Quaternion multiplication of basis element

  Q  =  w  +  x i   +   yj   +  zk  

   where  i , j , k  is complex number   w,x,y,z  are real number

     i2  =    j2  =   k2  =   i j k   =   -1

    ij = k  ;   ji = -k

    jk = i  ;   kj = -i

    ki =j   ;  ik = -j

   The  x,y,z  is rotation axis  and   w  is some thing which relate to the rotation angle required.

Quaternion Product

      define qutaternion   Q1  and Q2

      Q1  =  w1  +  x1 i   +   y1 j   +  z1 k     =   w1 +  v1     where  v1  = (  x1 i   +   y1 j   +  z1 k  )

      Q2  =  w2 +  x2 i    +   y2 j   +  z2 k     =   w2 +  v2     weher  v2  =  ( x2 i   +   y2 j   +  z2 k )

      Q1*Q2  =  w1w2 +  w1v2 +w2v1 + v1v2

      v1v2    =    - ( x1x2 + y1y2 +z1z2 ),     ==>   -  ( v1.v2 )  dot product
                   
                        + (y1z2  - z1y2)  i ,
                        + (z1x2  - x1z2)  j ,             ==>       ( v1 x v2 )      cross product
                        + (x1y2  - y1x2)  k

       Q1*Q2    =   w1w2 + w1v2 +w2v1 - v1.v2 + v1 x v2
                      = ( w1w2  - v1.v2)    +  (w1v2 +w2v1  + v1 x v2)
                      = ........
 
                   replace the terms with

                   i2 =   j2 =  k2 =   i j k   =   -1
 
                   ij = k  ;   ji = -k
 
                   jk = i  ;   kj = -i
 
                   ki =j   ;  ik = -j


**** Finally you will get ****

   Q1*Q2   =        ( w1w2  - x1x2 - y1y2 -z1z2 )                  
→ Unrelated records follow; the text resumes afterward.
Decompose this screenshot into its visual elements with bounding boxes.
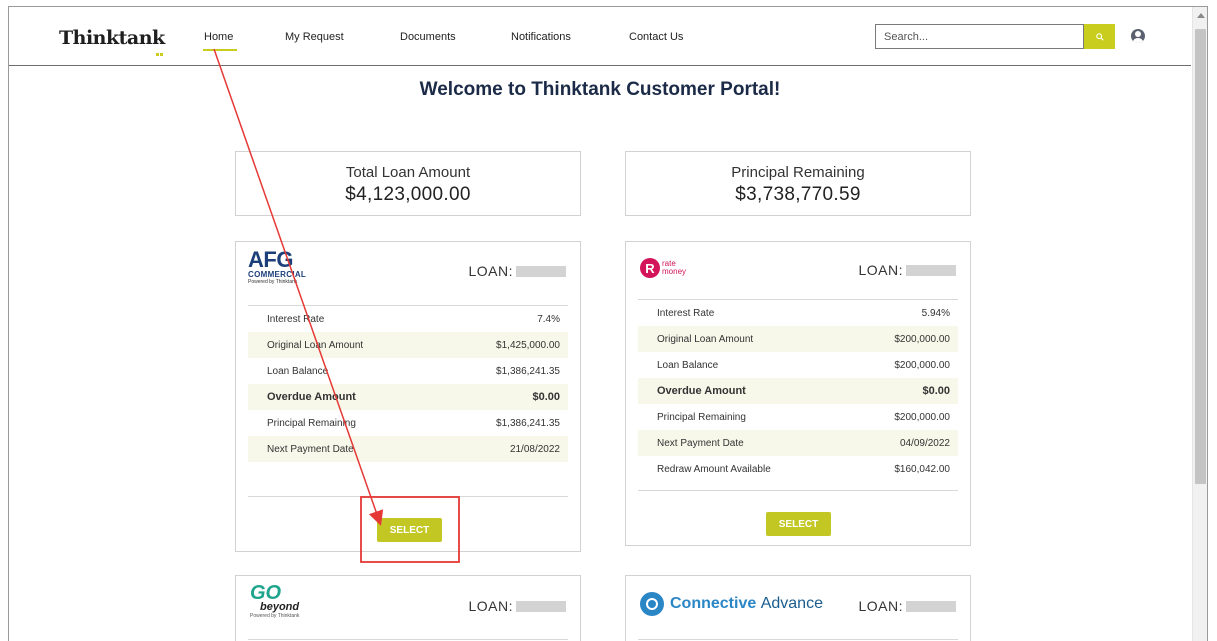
annotation-arrow (213, 48, 384, 526)
annotation-overlay (213, 48, 460, 563)
scroll-thumb[interactable] (1195, 29, 1206, 484)
scroll-up-arrow-icon[interactable] (1197, 13, 1205, 18)
browser-viewport: Thinktank Home My Request Documents Noti… (8, 6, 1208, 641)
annotation-highlight-box (360, 496, 460, 563)
vertical-scrollbar[interactable] (1192, 7, 1207, 641)
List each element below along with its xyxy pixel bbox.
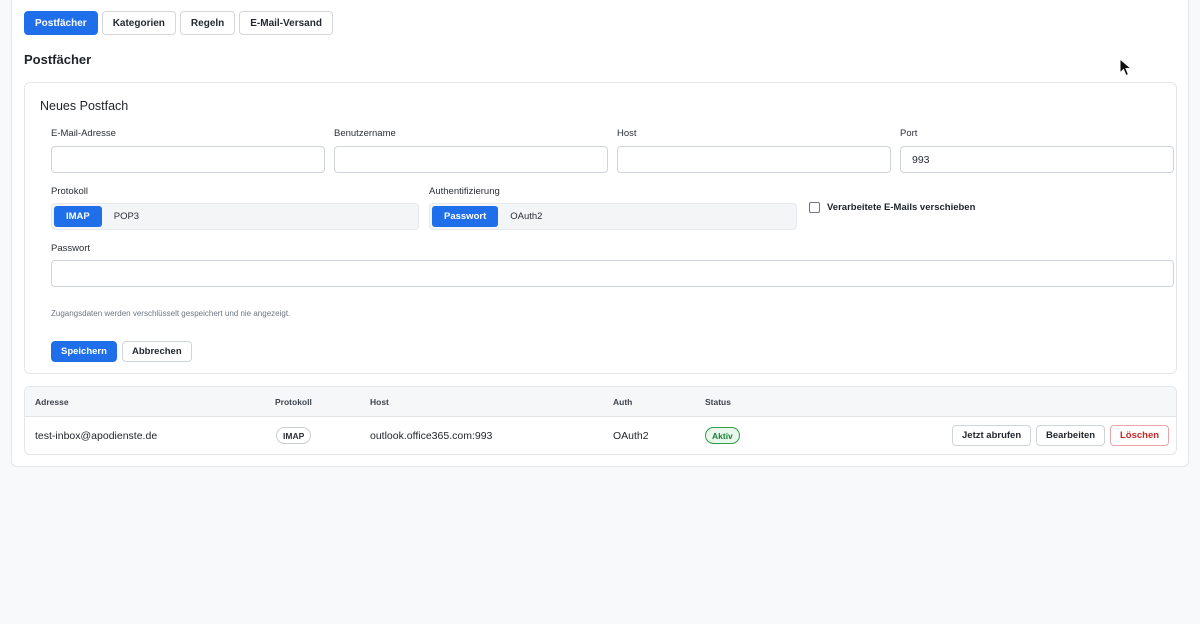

                        + ( w1x2 + w2x1 +y1z2 -z1y2 )  i

                        + ( w1y2 + w2y1 +z1x2 -x1z2 )  j

                        + ( w1z2 + w2z1 +x1y2 -y1x2 )  k

          @!!       Q1*Q2   !=   Q2*Q1



Normalise  Quaternion

      Q  =  w  +  x i   +   y j   +  z k    
      Qmag  =  ( w2 + x2 + y2 + z2  )1/2
      Qnormal   =  w/Qmag +  (x/Qmag)  i   +   (y/Qmag)  j   + ( z/Qmag)   k    

Conjugate  Quaternion

     Q  =  w +  x  i   +   y  j   +  z  k   
     Qconjugate  =  w  -  x  i  -   y j   -  z  k


HOW TO USE QUATERNION AS ROTATION HAND

     
   
     Suppose that you want to rotate the object  located at point     P =  (x0,y0,z0
     with angle  θ  around   Axis   =  ax x + ay y + az z

   Step 1 ::  Build  quaternion   Q
   
      Q  =  w +  x  i   +   y  j   +  z  k    
   
     where  ::

      w  =  cos(θ/2)
      x   =  ax   * sin(θ/2)
      y   =  ay   * sin(θ/2)
      z   =  az   * sin(θ/2)
   
      Then your quaternion rotation hand is 

      Q  =  cos(θ/2)  +  (ax *sin(θ/2)) i  + (ay *sin(θ/2)) j   +  (az*sin(θ/2))  k  

   Step 2 ::  Normalise  quaternion   Q  => Qnormal

   Step 3 ::  Conjugate quaternion   Qnormal   = > Qconjugate

   Step 4 :: Transform object coordinate at point  P(x0,y0,z0 into quaternion format  Qp
       w  =  0
       x   =  x0
       y   =  y0
       z   =  z0
      Qp  =  0 + x0 i + yj+ zk

    Step 5 :: Get final coordinate from equation

    Qfinal  = Qnormal  * Qp  *  Qconjugate  =     w +  xf  i   +   yf  j   +  zf  k  

    where  xf,yf,zf    is  new coordinate of object resulting from rotation.